After all of this, I would love the be able to tell you that I slept everything off for about a month. But that would be a lie. I got cast as Sandy in Grease and Helena in A Midsummer Night’s Dream. These shows could not have come at a more perfect time. The stress of rejection had vanished. I learned that it didn’t matter if someone in the audience hated my performance, or if I paled in comparison to the girl next to me; all that’s important is that I know I did the best I could. I came across a quote that said, “Nothing to prove, everything to share”. I realized I needed to stop thinking about being “good enough”–I just needed to give everything I had. I don’t mind the necessary evil of auditions anymore– they’re much more bearable when you think about creating art for other people to watch, not people sitting in front of you and judging you.
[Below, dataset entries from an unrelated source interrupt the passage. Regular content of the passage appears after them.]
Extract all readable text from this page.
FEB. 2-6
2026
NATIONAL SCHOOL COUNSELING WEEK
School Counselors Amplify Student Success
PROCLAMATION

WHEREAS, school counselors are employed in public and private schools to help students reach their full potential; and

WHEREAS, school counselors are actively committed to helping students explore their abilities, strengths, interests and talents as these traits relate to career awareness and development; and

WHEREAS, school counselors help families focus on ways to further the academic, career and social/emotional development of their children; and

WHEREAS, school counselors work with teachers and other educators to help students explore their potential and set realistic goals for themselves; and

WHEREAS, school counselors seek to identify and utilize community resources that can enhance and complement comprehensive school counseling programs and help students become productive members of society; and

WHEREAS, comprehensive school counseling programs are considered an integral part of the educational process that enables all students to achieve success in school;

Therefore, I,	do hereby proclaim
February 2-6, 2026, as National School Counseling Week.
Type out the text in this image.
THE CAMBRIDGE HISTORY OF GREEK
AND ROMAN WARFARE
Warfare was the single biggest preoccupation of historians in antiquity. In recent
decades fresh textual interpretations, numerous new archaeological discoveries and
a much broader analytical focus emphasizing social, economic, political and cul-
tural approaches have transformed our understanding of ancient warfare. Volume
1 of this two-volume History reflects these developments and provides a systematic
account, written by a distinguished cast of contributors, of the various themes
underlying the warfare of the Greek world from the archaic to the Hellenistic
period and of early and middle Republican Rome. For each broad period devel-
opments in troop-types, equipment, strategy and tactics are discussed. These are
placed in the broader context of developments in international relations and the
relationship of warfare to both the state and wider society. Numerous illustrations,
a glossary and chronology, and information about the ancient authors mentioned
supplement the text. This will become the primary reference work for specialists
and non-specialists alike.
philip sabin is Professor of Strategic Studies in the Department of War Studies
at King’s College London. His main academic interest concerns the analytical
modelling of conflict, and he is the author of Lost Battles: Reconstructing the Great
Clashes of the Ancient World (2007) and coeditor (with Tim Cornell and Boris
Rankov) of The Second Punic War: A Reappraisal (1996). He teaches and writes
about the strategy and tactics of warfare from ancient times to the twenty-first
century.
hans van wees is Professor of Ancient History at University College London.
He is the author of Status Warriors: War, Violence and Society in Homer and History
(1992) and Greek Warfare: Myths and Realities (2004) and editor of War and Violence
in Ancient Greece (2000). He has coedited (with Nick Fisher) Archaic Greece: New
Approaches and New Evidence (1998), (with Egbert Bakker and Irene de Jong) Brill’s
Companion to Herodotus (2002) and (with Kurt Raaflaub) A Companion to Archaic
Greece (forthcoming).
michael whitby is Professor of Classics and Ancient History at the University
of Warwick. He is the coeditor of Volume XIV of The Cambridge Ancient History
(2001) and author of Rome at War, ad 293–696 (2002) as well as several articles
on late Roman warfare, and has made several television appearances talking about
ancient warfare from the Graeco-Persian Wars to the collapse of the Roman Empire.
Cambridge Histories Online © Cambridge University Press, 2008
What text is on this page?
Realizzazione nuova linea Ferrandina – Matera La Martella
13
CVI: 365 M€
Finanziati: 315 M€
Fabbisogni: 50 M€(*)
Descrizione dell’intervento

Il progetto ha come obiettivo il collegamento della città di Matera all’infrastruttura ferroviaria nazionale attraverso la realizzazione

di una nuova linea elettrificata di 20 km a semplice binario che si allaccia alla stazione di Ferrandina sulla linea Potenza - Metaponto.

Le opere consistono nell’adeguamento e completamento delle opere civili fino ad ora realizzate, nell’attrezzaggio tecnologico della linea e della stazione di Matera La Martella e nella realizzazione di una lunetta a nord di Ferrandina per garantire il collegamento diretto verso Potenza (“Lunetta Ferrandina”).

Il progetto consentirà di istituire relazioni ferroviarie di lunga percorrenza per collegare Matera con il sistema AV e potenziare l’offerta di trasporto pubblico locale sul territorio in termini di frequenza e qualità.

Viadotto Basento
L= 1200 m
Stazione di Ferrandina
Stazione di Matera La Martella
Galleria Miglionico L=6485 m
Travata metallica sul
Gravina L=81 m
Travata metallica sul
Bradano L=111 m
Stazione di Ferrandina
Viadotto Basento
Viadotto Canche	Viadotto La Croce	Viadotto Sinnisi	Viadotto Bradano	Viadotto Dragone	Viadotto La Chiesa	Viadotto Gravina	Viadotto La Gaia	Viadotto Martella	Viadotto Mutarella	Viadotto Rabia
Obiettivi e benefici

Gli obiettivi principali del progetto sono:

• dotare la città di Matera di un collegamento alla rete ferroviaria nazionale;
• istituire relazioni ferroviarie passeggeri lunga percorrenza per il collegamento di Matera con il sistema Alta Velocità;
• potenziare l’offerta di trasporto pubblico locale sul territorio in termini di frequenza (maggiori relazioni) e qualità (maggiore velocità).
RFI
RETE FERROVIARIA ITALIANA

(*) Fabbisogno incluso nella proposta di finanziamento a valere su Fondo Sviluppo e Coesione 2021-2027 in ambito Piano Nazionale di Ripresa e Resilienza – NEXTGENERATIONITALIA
My mindset was, and still is, completely different now.
I visited Stephens with my mom a few months after my last audition. I had a meeting with Rob (a member of the acting faculty) and everything he said made sense to me. I went to the Day of Dance and Darren (a visiting guest dance artist) absolutely killed me, but in a good, motivational way. A little over a year later and dozens of pages of paperwork later, I’m writing this essay in my bed in Pillsbury Hall. I’m here. I have coursework that stimulates me, friends that I love, and faculty that I know genuinely cares about me and my education. Somehow, I figured it out–I couldn’t be more grateful.